Primary functions

The node-manager module is responsible for managing nodes and has the following primary functions:

  1. Managing multiple nodes as a related group (NodeGroup):
    • The ability to define metadata that are inherited by all nodes in the group.
    • Monitoring of a group as a single entity (grouping nodes on graphs by groups, grouping alerts about node unavailability, alerts about the unavailability of N or N% of nodes in a group).
  2. Chaos monkey — the systemic termination of nodes. This feature tests the resilience of cluster elements and running applications.
  3. Installing, updating, and configuring the node software (containerd, kubelet, etc.), connecting the node to the cluster:
    • Installing operating system (see the list of supported OS) regardless of the infrastructure used (any cloud/any hardware).
    • The operating system’s basic setup (disabling auto-update, installing the necessary packages, configuring logging parameters, etc.).
    • Configuring nginx (and the system for automatically updating the lsit of upstreams) to balance node (kubelet) requests over API servers.
    • Installing and configuring CRI containerd and Kubernetes, adding the node to the cluster.
    • Managing node updates and their downtime (disruptions):
      • Automatic determination of a valid minor Kubernetes version for a node group based on its settings (the kubernetesVersion parameter specified for a group), the default version for the whole cluster, and the current control-plane version (no nodes can be updated ahead of the control-plane update).
      • Only one node of a group can be updated at a time, and only if all the nodes in the group are available.
      • There are two types of node updates:
        • regular updates – always performed automatically;
        • disruption-involving updates (such as updating the kernel, switching docker versions, major change of the kubelet versions, etc.) – you can choose manual or automatic mode. If automatic disruptive updates are enabled, the node is drained before the update (this functionality can be disabled).
    • Monitoring the status and progress of the update.
  4. Cluster scaling.
    • Autoscaling.

      Available with supported cloud providers (learn more); not available for static nodes. Cloud providers support automatic creation or deletion of virtual machines, joining them to or disjoining them from the cluster.

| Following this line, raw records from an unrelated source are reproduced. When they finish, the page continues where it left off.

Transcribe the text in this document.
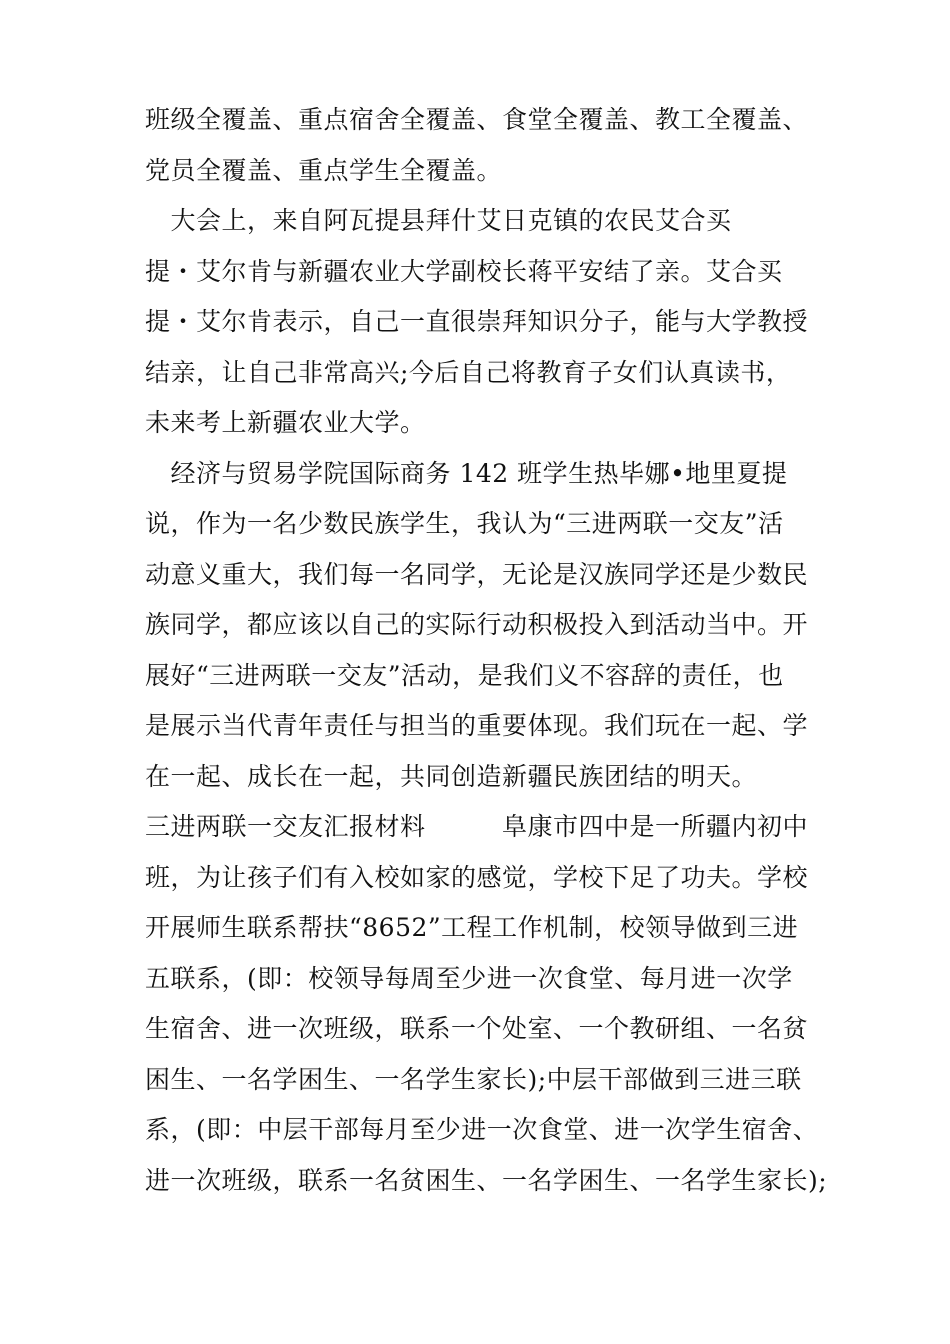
班级全覆盖、重点宿舍全覆盖、食堂全覆盖、教工全覆盖、
党员全覆盖、重点学生全覆盖。
　大会上，来自阿瓦提县拜什艾日克镇的农民艾合买
提・艾尔肯与新疆农业大学副校长蒋平安结了亲。艾合买
提・艾尔肯表示，自己一直很崇拜知识分子，能与大学教授
结亲，让自己非常高兴;今后自己将教育子女们认真读书，
未来考上新疆农业大学。
　经济与贸易学院国际商务 142 班学生热毕娜•地里夏提
说，作为一名少数民族学生，我认为“三进两联一交友”活
动意义重大，我们每一名同学，无论是汉族同学还是少数民
族同学，都应该以自己的实际行动积极投入到活动当中。开
展好“三进两联一交友”活动，是我们义不容辞的责任，也
是展示当代青年责任与担当的重要体现。我们玩在一起、学
在一起、成长在一起，共同创造新疆民族团结的明天。
三进两联一交友汇报材料　　　阜康市四中是一所疆内初中
班，为让孩子们有入校如家的感觉，学校下足了功夫。学校
开展师生联系帮扶“8652”工程工作机制，校领导做到三进
五联系，(即：校领导每周至少进一次食堂、每月进一次学
生宿舍、进一次班级，联系一个处室、一个教研组、一名贫
困生、一名学困生、一名学生家长);中层干部做到三进三联
系，(即：中层干部每月至少进一次食堂、进一次学生宿舍、
进一次班级，联系一名贫困生、一名学困生、一名学生家长);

    • Maintaining the desired number of nodes in a group.

      Available for both cloud providers and static nodes (when using Cluster API Provider Static).

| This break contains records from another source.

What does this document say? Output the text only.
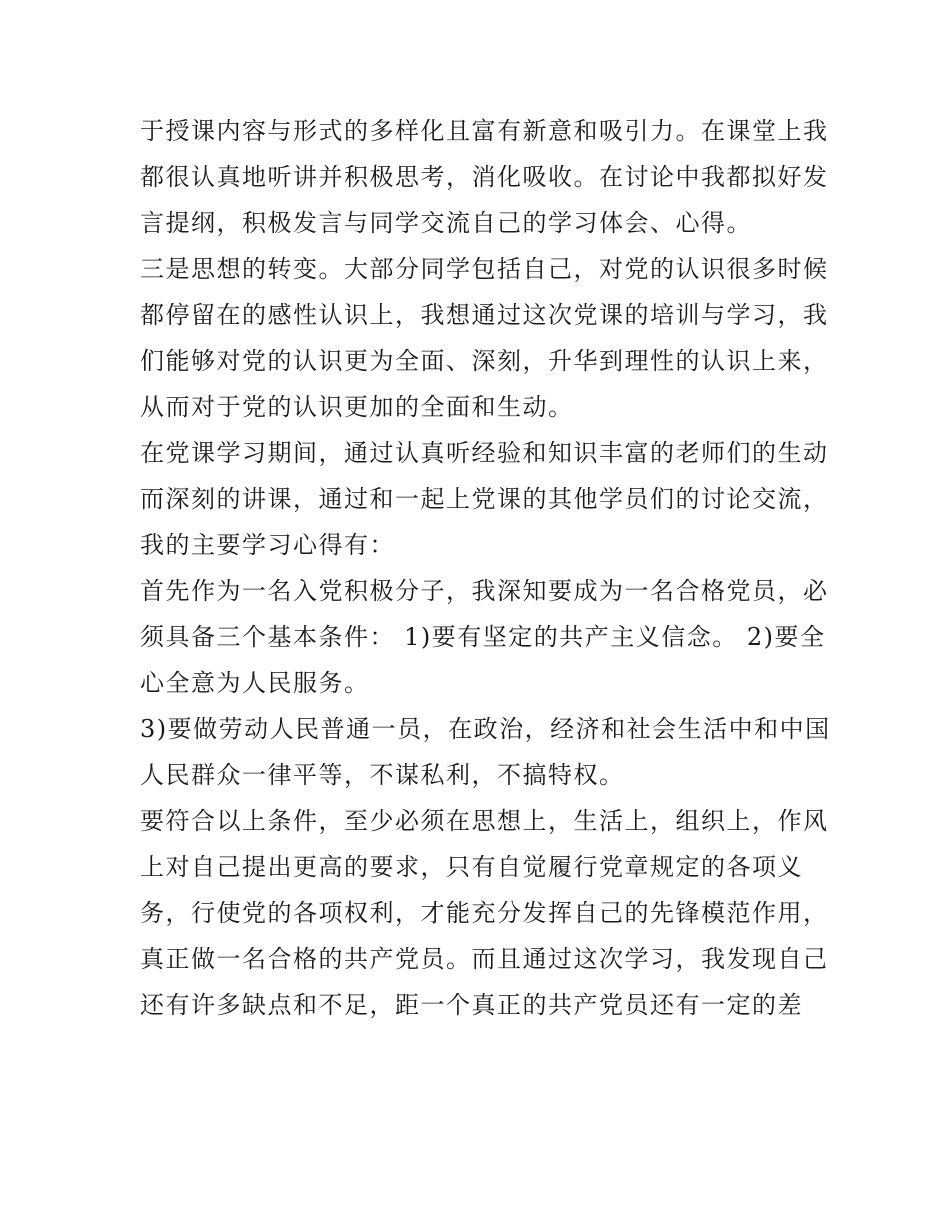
于授课内容与形式的多样化且富有新意和吸引力。在课堂上我
都很认真地听讲并积极思考，消化吸收。在讨论中我都拟好发
言提纲，积极发言与同学交流自己的学习体会、心得。
三是思想的转变。大部分同学包括自己，对党的认识很多时候
都停留在的感性认识上，我想通过这次党课的培训与学习，我
们能够对党的认识更为全面、深刻，升华到理性的认识上来，
从而对于党的认识更加的全面和生动。
在党课学习期间，通过认真听经验和知识丰富的老师们的生动
而深刻的讲课，通过和一起上党课的其他学员们的讨论交流，
我的主要学习心得有：
首先作为一名入党积极分子，我深知要成为一名合格党员，必
须具备三个基本条件： 1)要有坚定的共产主义信念。 2)要全
心全意为人民服务。
3)要做劳动人民普通一员，在政治，经济和社会生活中和中国
人民群众一律平等，不谋私利，不搞特权。
要符合以上条件，至少必须在思想上，生活上，组织上，作风
上对自己提出更高的要求，只有自觉履行党章规定的各项义
务，行使党的各项权利，才能充分发挥自己的先锋模范作用，
真正做一名合格的共产党员。而且通过这次学习，我发现自己
还有许多缺点和不足，距一个真正的共产党员还有一定的差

  5. Managing Linux users on nodes.

Nodes are managed through the NodeGroup resource, and each node group performs specific tasks. Below are examples of node groups pooled by their tasks performed:

  • a group of master nodes;
  • a group of nodes for routing HTTP(s) traffic (front nodes);
  • a group of monitoring-related nodes;
  • a group of application nodes (the so-called worker nodes), etc.

The nodes belonging to the group have common parameters and are configured automatically according to the group’s parameters. Deckhouse scales groups by adding, excluding, and updating their nodes. Both cloud and static (bare metal or virtual machine) nodes can be combined into a single group. It paves the way for the hybrid clusters, in which you can scale nodes on physical servers via cloud nodes.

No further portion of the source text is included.